ICD-10 and Medical Billing
The International Statistical Classification of Diseases, or ICD-10, is the latest innovation when it comes to diagnostic tools. It is essentially an enhanced medical coding system that includes over 14,000 different codes globally, as well as additional subcategories. This means that patients and insurance companies can be billed for services and procedures in a highly specific way. And in the United States, ICD-10 classification is even more extensive — it includes additional codes that push the total to 76,000 ways that medical procedure claims can be processed and paid. This beneficial tool allows countries to retrieve and store all diagnostic information in a streamlined, efficient way. However, healthcare facilities must install new software and train staff to follow ICD-10 guidelines. This is another area where trained health informatics professionals are invaluable.

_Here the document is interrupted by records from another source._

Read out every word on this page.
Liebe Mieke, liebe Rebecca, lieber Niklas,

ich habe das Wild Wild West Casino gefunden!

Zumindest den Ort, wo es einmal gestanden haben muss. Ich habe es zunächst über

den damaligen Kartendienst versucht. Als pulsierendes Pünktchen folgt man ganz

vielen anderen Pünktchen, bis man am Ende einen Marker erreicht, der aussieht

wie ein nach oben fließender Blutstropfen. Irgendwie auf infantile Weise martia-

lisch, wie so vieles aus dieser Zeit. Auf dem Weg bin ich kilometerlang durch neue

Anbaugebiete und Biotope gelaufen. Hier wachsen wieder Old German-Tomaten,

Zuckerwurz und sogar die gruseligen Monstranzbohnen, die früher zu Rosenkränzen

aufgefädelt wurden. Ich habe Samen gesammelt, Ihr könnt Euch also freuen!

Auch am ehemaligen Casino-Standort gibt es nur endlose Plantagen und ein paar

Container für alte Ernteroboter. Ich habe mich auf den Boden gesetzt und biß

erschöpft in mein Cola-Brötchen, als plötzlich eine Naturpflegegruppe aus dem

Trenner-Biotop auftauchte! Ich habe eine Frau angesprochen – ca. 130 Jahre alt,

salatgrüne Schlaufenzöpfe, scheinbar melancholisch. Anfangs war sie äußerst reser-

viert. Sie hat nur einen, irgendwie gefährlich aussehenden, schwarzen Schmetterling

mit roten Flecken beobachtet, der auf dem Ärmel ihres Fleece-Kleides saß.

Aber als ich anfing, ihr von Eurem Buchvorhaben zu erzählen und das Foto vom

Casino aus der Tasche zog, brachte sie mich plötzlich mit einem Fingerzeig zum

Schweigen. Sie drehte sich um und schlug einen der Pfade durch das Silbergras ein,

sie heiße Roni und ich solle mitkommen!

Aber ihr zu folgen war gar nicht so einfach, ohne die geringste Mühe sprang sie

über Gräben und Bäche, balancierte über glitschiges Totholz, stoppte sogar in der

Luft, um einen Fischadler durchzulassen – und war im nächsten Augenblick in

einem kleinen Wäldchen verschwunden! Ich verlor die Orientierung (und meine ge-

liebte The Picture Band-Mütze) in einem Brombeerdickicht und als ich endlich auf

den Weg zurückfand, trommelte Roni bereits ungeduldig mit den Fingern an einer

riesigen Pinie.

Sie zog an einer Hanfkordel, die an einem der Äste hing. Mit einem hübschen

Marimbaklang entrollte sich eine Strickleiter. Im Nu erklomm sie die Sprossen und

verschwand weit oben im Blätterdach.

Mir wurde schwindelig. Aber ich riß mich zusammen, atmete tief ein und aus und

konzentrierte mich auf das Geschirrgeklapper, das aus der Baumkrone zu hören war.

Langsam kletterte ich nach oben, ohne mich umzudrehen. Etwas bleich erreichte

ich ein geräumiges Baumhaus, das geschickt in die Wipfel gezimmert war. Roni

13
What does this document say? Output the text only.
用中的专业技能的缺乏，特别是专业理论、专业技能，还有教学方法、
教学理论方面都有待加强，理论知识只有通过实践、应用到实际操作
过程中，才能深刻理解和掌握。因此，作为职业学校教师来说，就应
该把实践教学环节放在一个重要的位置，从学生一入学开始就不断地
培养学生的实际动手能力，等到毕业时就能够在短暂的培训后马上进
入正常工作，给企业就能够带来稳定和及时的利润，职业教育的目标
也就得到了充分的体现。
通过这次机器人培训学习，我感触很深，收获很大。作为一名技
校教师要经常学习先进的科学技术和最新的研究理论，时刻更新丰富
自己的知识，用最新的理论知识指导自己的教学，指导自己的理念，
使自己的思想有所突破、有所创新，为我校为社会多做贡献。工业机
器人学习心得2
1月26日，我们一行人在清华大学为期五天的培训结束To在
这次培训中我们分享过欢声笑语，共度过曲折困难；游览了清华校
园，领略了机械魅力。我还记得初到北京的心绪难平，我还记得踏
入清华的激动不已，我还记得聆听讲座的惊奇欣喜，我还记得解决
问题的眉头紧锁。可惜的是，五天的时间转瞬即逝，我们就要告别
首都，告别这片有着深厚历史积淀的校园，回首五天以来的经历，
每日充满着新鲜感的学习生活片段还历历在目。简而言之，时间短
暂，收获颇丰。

The Vital Role of Health Informatics
None of this tech innovation would be possible without the field of health informatics. With the rapid development of new technologies, “formidable health information systems” are required in order for medical practices and facilities to keep up. And as technology becomes more and more necessary for the effective functioning of our healthcare system, people proficient in the field of health informatics are more in-demand than ever. The interdisciplinary field combines information technology, health and communications and aims to improve patient care quality and interaction between medical professionals. To put it simply, health informatics is the science that makes the transition to digital healthcare practices possible. Trained professionals in this discipline work to “collect, store, analyse and present health data in a digital format.”
The new approaches to medical coding, health information exchange and billing outlined above require specialised databases that are customised to meet the needs of each physician and medical practice. Professionals in the health informatics field also ensure that patient data is secure. This involves server configuration and assigning strict access credentials. All of these new and emerging requirements fall under the domain of health informatics.
Health Informatics Education and Outlook
Job growth and demand in the health informatics field reflects this newfound importance. The Bureau of Labor Statistics-projects a 22 percent increase in employment through the year 2022, a rate that is much faster than the national average for all occupations. Individuals who are considering a career in this in-demand field often choose to pursue undergraduate study in health informatics, enabling them to be a valuable part of today’s rapidly changing healthcare system.